I always get a chuckle out of towns and cities that ban chickens. There's nothing else on the planet, that I know of, that will build a nice lawn, or control pests, like chickens. No chemicals needed. They aerate and fertilize the soil and are absolutely devestating to the grub population. Big ass, Asian worms? Chickens will run from big snakes... but garter snakes? They kill them and eat them. If you watch them doing it, it gives you the creeps. There will be no doubt in your mind that their dinosaur ancestors must have been truly awesome killers.
 
An important point to make and I apologize for not incorporating that into my original post. Here at the Arboretum that I work at we have plenty of worms present in certain areas but not in the higher traffic spots. I've been talking with people in the entomology department at OSU to see what species are native if there even are any. Columbus is in a interesting region in terms of glaciation.
I'm from Columbus, welcome to the Buzz
 
... on the western edges of Minneapolis.... The woods floor ends up as bare soil. Sheet erosion is very evident. In some cases the areas have lost 6-8” to erosion.... These woods have no forbes or small growth. Almost a sterile environment...
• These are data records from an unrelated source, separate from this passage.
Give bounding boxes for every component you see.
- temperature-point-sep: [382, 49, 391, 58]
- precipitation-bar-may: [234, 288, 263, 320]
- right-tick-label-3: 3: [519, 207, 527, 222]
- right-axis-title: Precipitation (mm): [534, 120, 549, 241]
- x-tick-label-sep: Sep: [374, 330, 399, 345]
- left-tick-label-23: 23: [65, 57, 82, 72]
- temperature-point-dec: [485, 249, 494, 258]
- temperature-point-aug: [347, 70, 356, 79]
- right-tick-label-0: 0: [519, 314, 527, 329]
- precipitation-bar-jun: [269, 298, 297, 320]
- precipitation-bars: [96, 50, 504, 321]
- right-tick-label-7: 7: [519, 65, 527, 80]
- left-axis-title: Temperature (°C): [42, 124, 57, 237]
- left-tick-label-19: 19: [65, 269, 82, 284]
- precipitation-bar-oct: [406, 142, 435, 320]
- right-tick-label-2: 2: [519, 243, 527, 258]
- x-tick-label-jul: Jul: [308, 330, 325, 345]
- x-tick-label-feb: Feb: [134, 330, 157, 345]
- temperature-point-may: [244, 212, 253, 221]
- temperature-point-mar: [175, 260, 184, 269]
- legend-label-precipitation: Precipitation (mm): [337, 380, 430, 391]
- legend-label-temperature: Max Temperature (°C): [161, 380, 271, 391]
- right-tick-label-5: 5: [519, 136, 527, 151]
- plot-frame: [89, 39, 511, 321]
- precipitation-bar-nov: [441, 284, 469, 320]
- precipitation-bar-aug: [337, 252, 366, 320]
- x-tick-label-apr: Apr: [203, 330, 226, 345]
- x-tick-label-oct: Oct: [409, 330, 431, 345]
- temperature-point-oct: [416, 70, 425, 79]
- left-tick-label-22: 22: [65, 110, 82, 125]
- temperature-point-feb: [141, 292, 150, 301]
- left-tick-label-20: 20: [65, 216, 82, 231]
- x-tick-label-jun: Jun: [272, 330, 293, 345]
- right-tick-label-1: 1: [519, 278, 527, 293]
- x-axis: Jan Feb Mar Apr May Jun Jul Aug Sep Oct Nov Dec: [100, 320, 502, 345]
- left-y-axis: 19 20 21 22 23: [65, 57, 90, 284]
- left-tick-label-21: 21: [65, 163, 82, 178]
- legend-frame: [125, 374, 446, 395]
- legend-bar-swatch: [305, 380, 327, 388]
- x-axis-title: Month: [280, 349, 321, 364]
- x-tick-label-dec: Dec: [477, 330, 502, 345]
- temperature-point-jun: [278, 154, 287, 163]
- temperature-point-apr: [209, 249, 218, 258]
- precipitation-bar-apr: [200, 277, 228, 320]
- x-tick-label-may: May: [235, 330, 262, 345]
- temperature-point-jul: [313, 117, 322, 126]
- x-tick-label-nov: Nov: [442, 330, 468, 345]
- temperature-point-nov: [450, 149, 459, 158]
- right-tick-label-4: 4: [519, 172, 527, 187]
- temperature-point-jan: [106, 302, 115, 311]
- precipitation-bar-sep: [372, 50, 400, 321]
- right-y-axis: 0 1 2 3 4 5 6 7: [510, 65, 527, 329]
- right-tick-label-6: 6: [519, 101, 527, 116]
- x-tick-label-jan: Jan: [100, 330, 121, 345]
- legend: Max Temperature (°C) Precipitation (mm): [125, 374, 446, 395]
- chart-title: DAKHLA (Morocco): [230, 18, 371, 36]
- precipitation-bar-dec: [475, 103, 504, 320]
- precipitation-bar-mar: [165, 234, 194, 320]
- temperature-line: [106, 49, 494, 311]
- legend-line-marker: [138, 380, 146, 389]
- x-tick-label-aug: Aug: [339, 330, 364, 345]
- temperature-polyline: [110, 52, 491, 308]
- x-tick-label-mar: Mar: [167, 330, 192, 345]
Yes, I understand what you are seeing, the evidence that it is completely due to worms is just not there.


Try to reconcile the statistics in the above article with what you are seeing. It takes worms decades to increase nutrients, water holding capacity and soil stability through aggregation. Worms by themselves do not create the ecosystem you are seeing anywhere else. Look at your residential areas. Are you not raking up bushel upon bushel of leaves every fall? Do you think they would disappear if you left them? These soils have worms also, yet things are not degrading, why?
 
When I lived in Missouri I had yard chickens and they really went after black bull snakes. Even some 6-footers. Fun to watch them trying to keep those long snakes away from the other chickens. Plenty of night crawlers in that yard. Great food for the chickens. Any time we'd be working in the garden or yard the chickens would watch, waiting for their turn at the worms we'd turn up.

Now in Wisconsin my Jack Russell likes to eat the garter snakes. His "reptile breath" lets us know when he doesn't need as much supper.
 
Yes, I understand what you are seeing, the evidence that it is completely due to worms is just not there.


Try to reconcile the statistics in the above article with what you are seeing. It takes worms decades to increase nutrients, water holding capacity and soil stability through aggregation. Worms by themselves do not create the ecosystem you are seeing anywhere else. Look at your residential areas. Are you not raking up bushel upon bushel of leaves every fall? Do you think they would disappear if you left them? These soils have worms also, yet things are not degrading, why?
soil contact vs. leaves sitting on the grass. that is a big difference for a worm

that article is a GREAT example of how our understanding/preconceptions about worms are driven by agriculture. Everything in there sounds great...if your goal is to remove massive amounts of plant material every year and have the rest incorporated into the soil within a year.
 
"A square yard of cropland in the United States can contain from 50-300 earthworms, or even larger populations in highly organic soils. A similar area of grassland or temperate woodlands will have from 100-500 earthworms."

You will notice in this quote taken from that article, that both grassland and wooodlands will typically have more worms per square yard than agriculture land. All the benefits that worms incorporate, are normally typical and independent of land use. Why the drastic difference in your forests?